According to Pope Francis there is another even more dangerous kind of paralysis, “sofa happiness.” This type of paralysis occurs when we confuse happiness with the comfort of a sofa. “A sofa that promises us hours of comfort so that we can escape to the world of video games and spend all kinds of time in front of a computer screen. A sofa that keeps us safe from any type of pain and fear.” Sofa happiness can truly strip us of our freedom. Its comfort slowly dulls and numbs us. We are like the frog who is placed inside a pot of tepid water and whose temperature is gradually raised. The cold-blooded amphibian adapts to its outside temperature therefore when the water temperature is gradually raised the frog will adjust its temperature to the water. The frog does not figure out what it's going on until it is too late. It's unable to jump out because it has wasted all its energy adjusting its temperature. Very soon the frog dies inside the pot. We are the frog, the couch is the pot and video games are the tepid water. They numb us. They prevent us from living our reality; from questioning the decisions made on our behalf. We are more interested in what our favourite celebrity wore to the award show rather than on the laws that our policy maker enacted on that day.

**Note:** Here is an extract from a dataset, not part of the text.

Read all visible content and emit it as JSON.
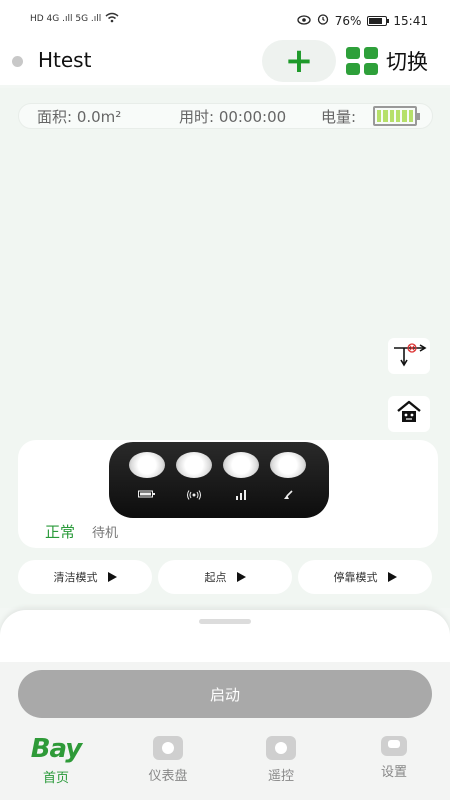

If we don't jump out of the pot before it is too late we are going to end up like the frog, boiled. We need to leave the comfort of our couch and venture out into the world. We need to inform ourselves and criticise our policy makers’ actions. We need to dare to dream and to leave our mark in this world. The raising temperature of the water can already be felt. Is a politician who preaches hate, racism, and divisions truly the best candidate for a presidency? Is opting out of a partnership with other countries because of fear of rising immigration the best for a country? Is turning our back on refugees the best for humanity? All of these are decisions that affect our future but we do not bother to stand up and express our opinion on what's best for us because the comfort of our sofas seems more appealing.
Pope Francis urges us to trade the comfort of our sofa for a pair of walking shoes. He urges us to follow Jesus into uncharted paths, to “ take the path of our God who encourages us to be politicians, thinkers, social activists.”

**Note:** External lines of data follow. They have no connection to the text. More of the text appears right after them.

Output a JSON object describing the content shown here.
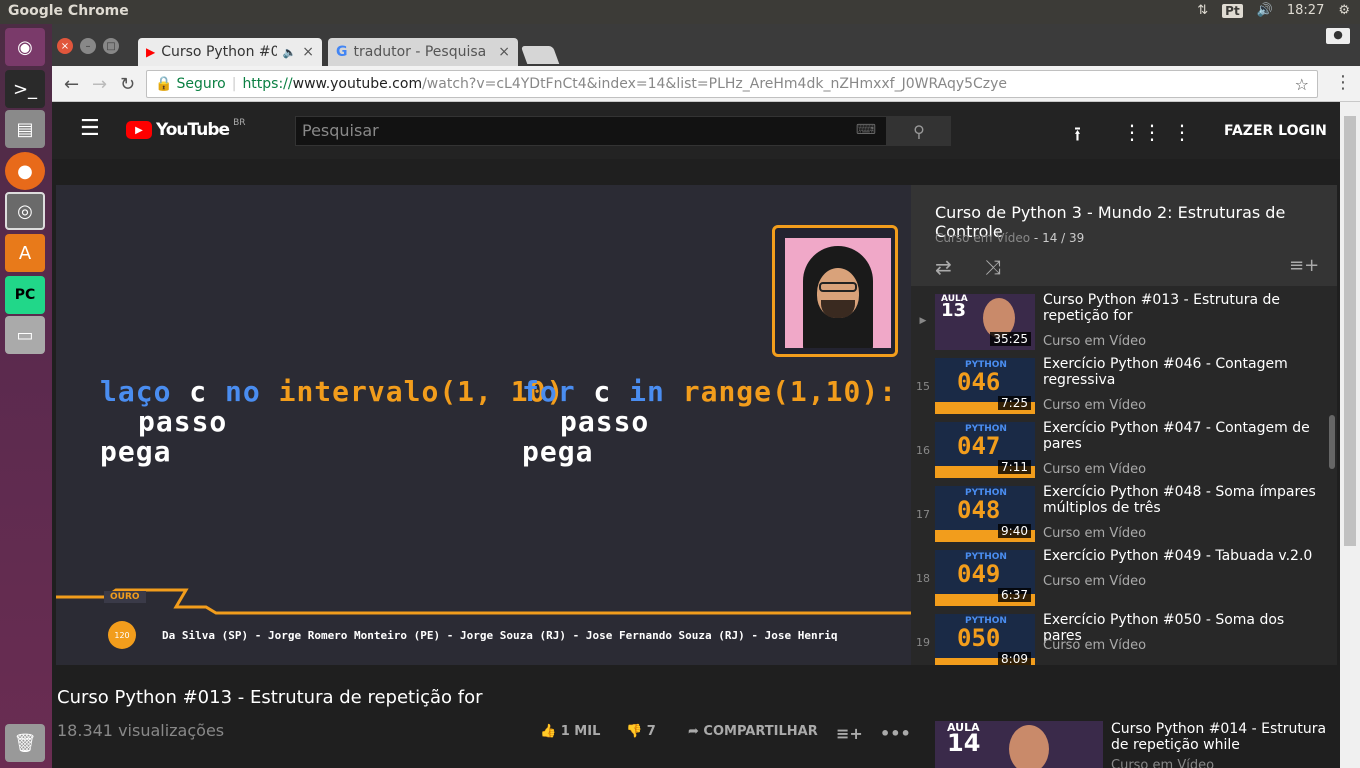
{
  "system": {
    "app_title": "Google Chrome",
    "lang": "Pt",
    "time": "18:27"
  },
  "tabs": [
    {
      "label": "Curso Python #0",
      "active": true
    },
    {
      "label": "tradutor - Pesquisa",
      "active": false
    }
  ],
  "omnibox": {
    "secure_label": "Seguro",
    "url_scheme": "https://",
    "url_host": "www.youtube.com",
    "url_path": "/watch?v=cL4YDtFnCt4&index=14&list=PLHz_AreHm4dk_nZHmxxf_J0WRAqy5Czye"
  },
  "youtube": {
    "logo_text": "YouTube",
    "region": "BR",
    "search_placeholder": "Pesquisar",
    "login_label": "FAZER LOGIN"
  },
  "video": {
    "code_left": {
      "l1a": "laço",
      "l1b": " c ",
      "l1c": "no",
      "l1d": " intervalo",
      "l1e": "(1, 10)",
      "l2": "passo",
      "l3": "pega"
    },
    "code_right": {
      "l1a": "for",
      "l1b": " c ",
      "l1c": "in",
      "l1d": " range",
      "l1e": "(1,10):",
      "l2": "passo",
      "l3": "pega"
    },
    "badge": "OURO",
    "medal": "120",
    "ticker": "Da Silva (SP) - Jorge Romero Monteiro (PE) - Jorge Souza (RJ) - Jose Fernando Souza (RJ) - Jose Henriq",
    "title": "Curso Python #013 - Estrutura de repetição for",
    "views": "18.341 visualizações",
    "likes": "1 MIL",
    "dislikes": "7",
    "share": "COMPARTILHAR"
  },
  "playlist": {
    "title": "Curso de Python 3 - Mundo 2: Estruturas de Controle",
    "channel": "Curso em Vídeo",
    "position": " - 14 / 39",
    "items": [
      {
        "index": "▶",
        "thumb_top": "AULA",
        "thumb_num": "13",
        "duration": "35:25",
        "title": "Curso Python #013 - Estrutura de repetição for",
        "channel": "Curso em Vídeo"
      },
      {
        "index": "15",
        "thumb_top": "PYTHON",
        "thumb_num": "046",
        "duration": "7:25",
        "title": "Exercício Python #046 - Contagem regressiva",
        "channel": "Curso em Vídeo"
      },
      {
        "index": "16",
        "thumb_top": "PYTHON",
        "thumb_num": "047",
        "duration": "7:11",
        "title": "Exercício Python #047 - Contagem de pares",
        "channel": "Curso em Vídeo"
      },
      {
        "index": "17",
        "thumb_top": "PYTHON",
        "thumb_num": "048",
        "duration": "9:40",
        "title": "Exercício Python #048 - Soma ímpares múltiplos de três",
        "channel": "Curso em Vídeo"
      },
      {
        "index": "18",
        "thumb_top": "PYTHON",
        "thumb_num": "049",
        "duration": "6:37",
        "title": "Exercício Python #049 - Tabuada v.2.0",
        "channel": "Curso em Vídeo"
      },
      {
        "index": "19",
        "thumb_top": "PYTHON",
        "thumb_num": "050",
        "duration": "8:09",
        "title": "Exercício Python #050 - Soma dos pares",
        "channel": "Curso em Vídeo"
      }
    ]
  },
  "next_up": {
    "thumb_top": "AULA",
    "thumb_num": "14",
    "title": "Curso Python #014 - Estrutura de repetição while",
    "channel": "Curso em Vídeo"
  },
  "colors": {
    "accent_orange": "#f29d1c",
    "accent_blue": "#4a8df0",
    "youtube_red": "#ff0000"
  }
}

We need to take charge of our life and be the protagonist of our history. Only we can decide for ourselves. God want us to leave a mark in life. This is what it means to truly live, to truly experience life and reality.
Despite all the temptations that are consuming us, Pope Francis still believes in us and is calling on us to help. Adults want us to believe that closing ourselves is the best way to protect ourselves from what hurts us; however, we can teach them that this is not the case. We can teach the adults to live in harmony alongside different cultures. We can teach them that, “it is easier to build bridges and not walls”. Our young, energetic, and merciful hearts can build a bridge of fraternity by extending our hand to someone who does not look like us; can teach adults to leave behind the thoughts of separation and nonsense.

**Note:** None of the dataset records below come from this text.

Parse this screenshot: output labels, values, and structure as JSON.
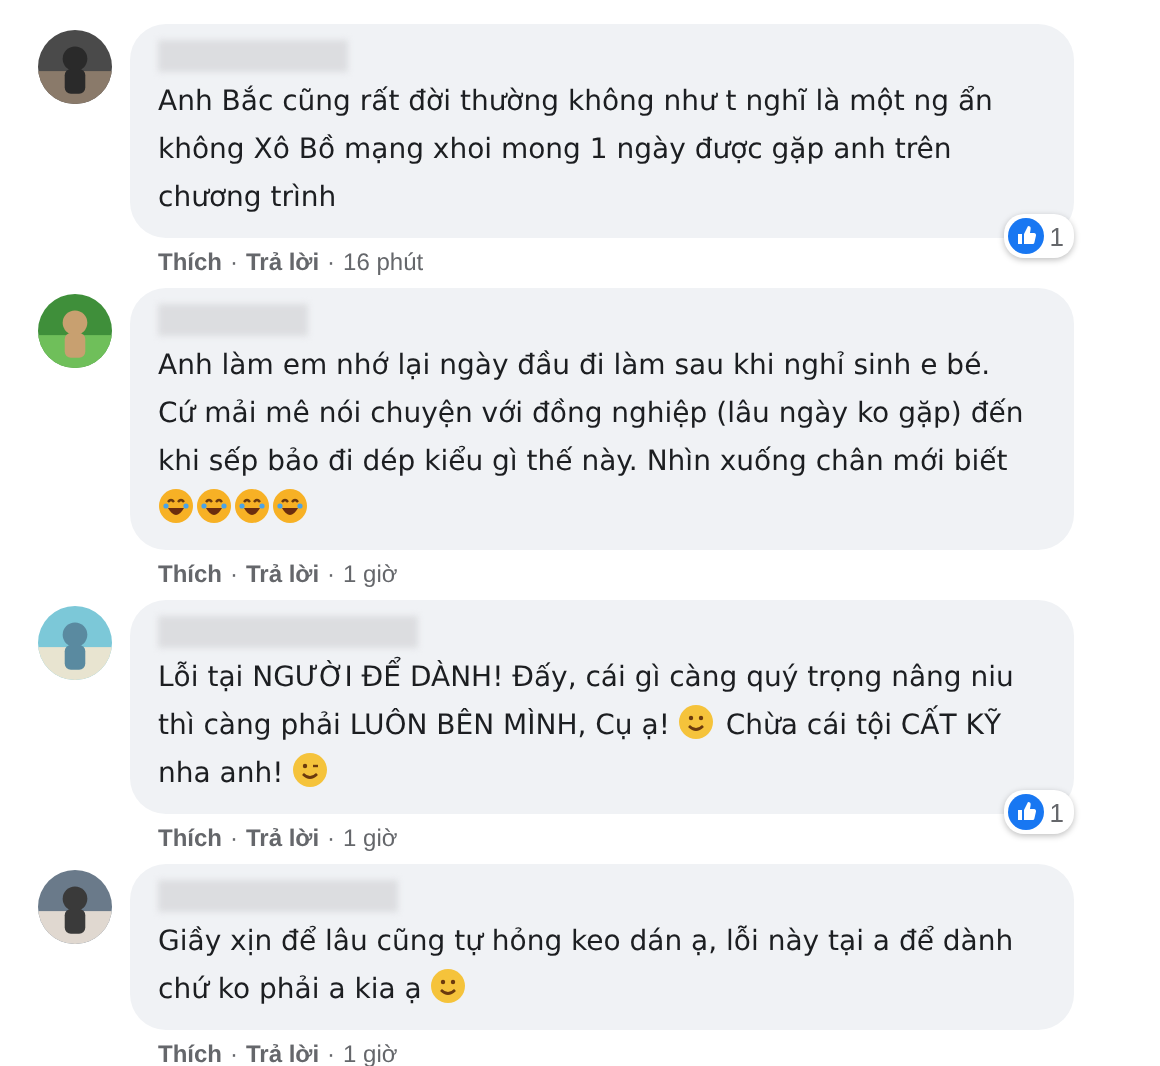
{
  "comments": [
    {
      "avatar": {
        "kind": "picture"
      },
      "segments": [
        {
          "kind": "text",
          "text": "Anh Bắc cũng rất đời thường không như t nghĩ là một ng ẩn không Xô Bồ mạng xhoi mong 1 ngày được gặp anh trên chương trình"
        }
      ],
      "actions": {
        "like": "Thích",
        "separator": "·",
        "reply": "Trả lời",
        "time": "16 phút"
      },
      "reactions": "1"
    },
    {
      "avatar": {
        "kind": "picture"
      },
      "segments": [
        {
          "kind": "text",
          "text": "Anh làm em nhớ lại ngày đầu đi làm sau khi nghỉ sinh e bé. Cứ mải mê nói chuyện với đồng nghiệp (lâu ngày ko gặp) đến khi sếp bảo đi dép kiểu gì thế này. Nhìn xuống chân mới biết "
        },
        {
          "kind": "laugh"
        },
        {
          "kind": "laugh"
        },
        {
          "kind": "laugh"
        },
        {
          "kind": "laugh"
        }
      ],
      "actions": {
        "like": "Thích",
        "separator": "·",
        "reply": "Trả lời",
        "time": "1 giờ"
      }
    },
    {
      "avatar": {
        "kind": "picture"
      },
      "segments": [
        {
          "kind": "text",
          "text": "Lỗi tại NGƯỜI ĐỂ DÀNH! Đấy, cái gì càng quý trọng nâng niu thì càng phải LUÔN BÊN MÌNH, Cụ ạ! "
        },
        {
          "kind": "smile"
        },
        {
          "kind": "text",
          "text": " Chừa cái tội CẤT KỸ nha anh! "
        },
        {
          "kind": "wink"
        }
      ],
      "actions": {
        "like": "Thích",
        "separator": "·",
        "reply": "Trả lời",
        "time": "1 giờ"
      },
      "reactions": "1"
    },
    {
      "avatar": {
        "kind": "picture"
      },
      "segments": [
        {
          "kind": "text",
          "text": "Giầy xịn để lâu cũng tự hỏng keo dán ạ, lỗi này tại a để dành chứ ko phải a kia ạ "
        },
        {
          "kind": "smile"
        }
      ],
      "actions": {
        "like": "Thích",
        "separator": "·",
        "reply": "Trả lời",
        "time": "1 giờ"
      }
    }
  ]
}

Pope Francis’s message was one of mercy, compassion, acceptance, and fraternity. It helped me realise that the church has a big role to play in the twenty-first century. As followers of Jesus it is our duty to denounce any injustice. It is our duty to replace any signs of exclusion with fraternity. As Pope Francis mentioned, God wants us to build bridges by extending our hand to our fellow brothers and sisters.
This it what it means to leave a mark in this world. This is what God expects from us. Jesus left us the example. He did not exclude Zachaeus, the tax collector. He did not reject Mary Magdalene, a woman of doubtful reputation. To the contrary, he extended a hand towards them and included them in his plan of salvation. In times of exclusion and fear of one another, it is the job of the church to spread and take this message to heart.
I got the message; I want to leave a mark behind. I will start by evaluating my self and then extending my hand to my fellow brothers and sisters.
How will you leave your mark in this world?